Martine Tremblay reproche aux auteurs de la série de colporter des "faussetés". Elle offre à l'appui quelques exemples: René Lévesque ne sacrait jamais et Corinne Côté n'est pas arrivée en même temps que lui à une réunion du PQ à l'Auberge Handfield. "On induit les gens en erreur", dit-elle encore, à propos d'une scène où tous tapent du poing dans une réunion du Conseil des ministres.
M'est avis que Martine Tremblay cherche là des poux à une série qui a bien d'autres problèmes. Son intervention a cependant le mérite de relancer le débat sur la vérité et la vraisemblance dans les téléséries de fiction. Jusqu'où peut-on aller dans la représentation de personnalités publiques? Peut-on incarner des gens connus sans se faire accuser d'embellir ou d'enlaidir la réalité? La télévision est-elle prisonnière de ses conventions au point de ne pouvoir se permettre, comme au théâtre, d'exagérer le trait pour aller à l'essentiel? Vastes questions, auxquelles je n'ai pas de réponses.

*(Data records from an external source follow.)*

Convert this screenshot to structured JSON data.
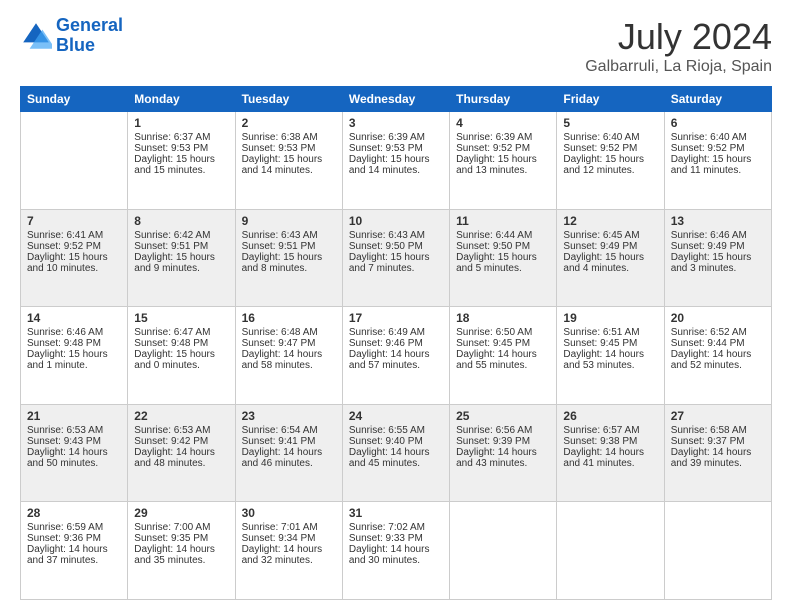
{
  "logo": {
    "line1": "General",
    "line2": "Blue"
  },
  "title": "July 2024",
  "subtitle": "Galbarruli, La Rioja, Spain",
  "days_of_week": [
    "Sunday",
    "Monday",
    "Tuesday",
    "Wednesday",
    "Thursday",
    "Friday",
    "Saturday"
  ],
  "weeks": [
    [
      {
        "day": "",
        "sunrise": "",
        "sunset": "",
        "daylight": ""
      },
      {
        "day": "1",
        "sunrise": "Sunrise: 6:37 AM",
        "sunset": "Sunset: 9:53 PM",
        "daylight": "Daylight: 15 hours and 15 minutes."
      },
      {
        "day": "2",
        "sunrise": "Sunrise: 6:38 AM",
        "sunset": "Sunset: 9:53 PM",
        "daylight": "Daylight: 15 hours and 14 minutes."
      },
      {
        "day": "3",
        "sunrise": "Sunrise: 6:39 AM",
        "sunset": "Sunset: 9:53 PM",
        "daylight": "Daylight: 15 hours and 14 minutes."
      },
      {
        "day": "4",
        "sunrise": "Sunrise: 6:39 AM",
        "sunset": "Sunset: 9:52 PM",
        "daylight": "Daylight: 15 hours and 13 minutes."
      },
      {
        "day": "5",
        "sunrise": "Sunrise: 6:40 AM",
        "sunset": "Sunset: 9:52 PM",
        "daylight": "Daylight: 15 hours and 12 minutes."
      },
      {
        "day": "6",
        "sunrise": "Sunrise: 6:40 AM",
        "sunset": "Sunset: 9:52 PM",
        "daylight": "Daylight: 15 hours and 11 minutes."
      }
    ],
    [
      {
        "day": "7",
        "sunrise": "Sunrise: 6:41 AM",
        "sunset": "Sunset: 9:52 PM",
        "daylight": "Daylight: 15 hours and 10 minutes."
      },
      {
        "day": "8",
        "sunrise": "Sunrise: 6:42 AM",
        "sunset": "Sunset: 9:51 PM",
        "daylight": "Daylight: 15 hours and 9 minutes."
      },
      {
        "day": "9",
        "sunrise": "Sunrise: 6:43 AM",
        "sunset": "Sunset: 9:51 PM",
        "daylight": "Daylight: 15 hours and 8 minutes."
      },
      {
        "day": "10",
        "sunrise": "Sunrise: 6:43 AM",
        "sunset": "Sunset: 9:50 PM",
        "daylight": "Daylight: 15 hours and 7 minutes."
      },
      {
        "day": "11",
        "sunrise": "Sunrise: 6:44 AM",
        "sunset": "Sunset: 9:50 PM",
        "daylight": "Daylight: 15 hours and 5 minutes."
      },
      {
        "day": "12",
        "sunrise": "Sunrise: 6:45 AM",
        "sunset": "Sunset: 9:49 PM",
        "daylight": "Daylight: 15 hours and 4 minutes."
      },
      {
        "day": "13",
        "sunrise": "Sunrise: 6:46 AM",
        "sunset": "Sunset: 9:49 PM",
        "daylight": "Daylight: 15 hours and 3 minutes."
      }
    ],
    [
      {
        "day": "14",
        "sunrise": "Sunrise: 6:46 AM",
        "sunset": "Sunset: 9:48 PM",
        "daylight": "Daylight: 15 hours and 1 minute."
      },
      {
        "day": "15",
        "sunrise": "Sunrise: 6:47 AM",
        "sunset": "Sunset: 9:48 PM",
        "daylight": "Daylight: 15 hours and 0 minutes."
      },
      {
        "day": "16",
        "sunrise": "Sunrise: 6:48 AM",
        "sunset": "Sunset: 9:47 PM",
        "daylight": "Daylight: 14 hours and 58 minutes."
      },
      {
        "day": "17",
        "sunrise": "Sunrise: 6:49 AM",
        "sunset": "Sunset: 9:46 PM",
        "daylight": "Daylight: 14 hours and 57 minutes."
      },
      {
        "day": "18",
        "sunrise": "Sunrise: 6:50 AM",
        "sunset": "Sunset: 9:45 PM",
        "daylight": "Daylight: 14 hours and 55 minutes."
      },
      {
        "day": "19",
        "sunrise": "Sunrise: 6:51 AM",
        "sunset": "Sunset: 9:45 PM",
        "daylight": "Daylight: 14 hours and 53 minutes."
      },
      {
        "day": "20",
        "sunrise": "Sunrise: 6:52 AM",
        "sunset": "Sunset: 9:44 PM",
        "daylight": "Daylight: 14 hours and 52 minutes."
      }
    ],
    [
      {
        "day": "21",
        "sunrise": "Sunrise: 6:53 AM",
        "sunset": "Sunset: 9:43 PM",
        "daylight": "Daylight: 14 hours and 50 minutes."
      },
      {
        "day": "22",
        "sunrise": "Sunrise: 6:53 AM",
        "sunset": "Sunset: 9:42 PM",
        "daylight": "Daylight: 14 hours and 48 minutes."
      },
      {
        "day": "23",
        "sunrise": "Sunrise: 6:54 AM",
        "sunset": "Sunset: 9:41 PM",
        "daylight": "Daylight: 14 hours and 46 minutes."
      },
      {
        "day": "24",
        "sunrise": "Sunrise: 6:55 AM",
        "sunset": "Sunset: 9:40 PM",
        "daylight": "Daylight: 14 hours and 45 minutes."
      },
      {
        "day": "25",
        "sunrise": "Sunrise: 6:56 AM",
        "sunset": "Sunset: 9:39 PM",
        "daylight": "Daylight: 14 hours and 43 minutes."
      },
      {
        "day": "26",
        "sunrise": "Sunrise: 6:57 AM",
        "sunset": "Sunset: 9:38 PM",
        "daylight": "Daylight: 14 hours and 41 minutes."
      },
      {
        "day": "27",
        "sunrise": "Sunrise: 6:58 AM",
        "sunset": "Sunset: 9:37 PM",
        "daylight": "Daylight: 14 hours and 39 minutes."
      }
    ],
    [
      {
        "day": "28",
        "sunrise": "Sunrise: 6:59 AM",
        "sunset": "Sunset: 9:36 PM",
        "daylight": "Daylight: 14 hours and 37 minutes."
      },
      {
        "day": "29",
        "sunrise": "Sunrise: 7:00 AM",
        "sunset": "Sunset: 9:35 PM",
        "daylight": "Daylight: 14 hours and 35 minutes."
      },
      {
        "day": "30",
        "sunrise": "Sunrise: 7:01 AM",
        "sunset": "Sunset: 9:34 PM",
        "daylight": "Daylight: 14 hours and 32 minutes."
      },
      {
        "day": "31",
        "sunrise": "Sunrise: 7:02 AM",
        "sunset": "Sunset: 9:33 PM",
        "daylight": "Daylight: 14 hours and 30 minutes."
      },
      {
        "day": "",
        "sunrise": "",
        "sunset": "",
        "daylight": ""
      },
      {
        "day": "",
        "sunrise": "",
        "sunset": "",
        "daylight": ""
      },
      {
        "day": "",
        "sunrise": "",
        "sunset": "",
        "daylight": ""
      }
    ]
  ]
}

René, le destin d'un chef n'est pas un documentaire. C'est une fiction. Avec tout ce que cela sous-entend de possibilités d'évocations, de synthèses, voire de raccourcis. Il s'agit d'une fiction honnête, quoiqu'imparfaite, qui à mon sens ne trahit pas l'essence des faits ni ne travestit la vérité (contrairement aux Lavigueur, du même auteur, qui prétendait raconter "la vraie histoire" et "rétablir les faits", de manière tendancieuse).
Forcément, ceux qui ont bien connu René Lévesque ne le reconnaissent pas tout à fait dans le portrait qu'on a fait de lui à la télévision. C'est normal. Martine Tremblay a déjà dit qu'elle considérait René Lévesque comme son "deuxième père". Sa vision de cette figure paternelle est évidemment différente de celle des autres. Ceux qui ont fait l'Histoire n'ont pas l'apanage de sa reconstitution. C'est sans doute mieux ainsi.
René Lévesque n'était peut-être pas aussi expansif que le personnage interprété par Emmanuel Bilodeau à la télévision. Ses proches disent qu'il était d'une discrétion maladive avec Corinne Côté. Sans doute qu'ils ne s'embrassaient pas constamment en public comme le laissent entendre les scénaristes. Mais se peut-il que M. Lévesque ait succombé plus souvent que ne le prétend Martine Tremblay à ses émotions? Qu'il ait vécu des nuits d'angoisse? Peut-on tuer un homme, un homme, pas un sans-abri inconscient (comme l'ont retenu les biographes), sans en être profondément bouleversé? Cela m'étonnerait. Même de la part d'un monument de sang-froid et de contenance tel René Lévesque.
Martine Tremblay n'a pas tout à fait raison de critiquer la série sur René Lévesque, et Emmanuel Bilodeau, pas tout à fait tort de la défendre. Mais tous deux souffrent à mon avis de ne pas avoir assez de recul vis-à-vis de l'homme, de la série qui porte son nom et du contexte historique qu'elle dépeint. Le regard posé de près sur l'icône peut-il être vraiment détaché?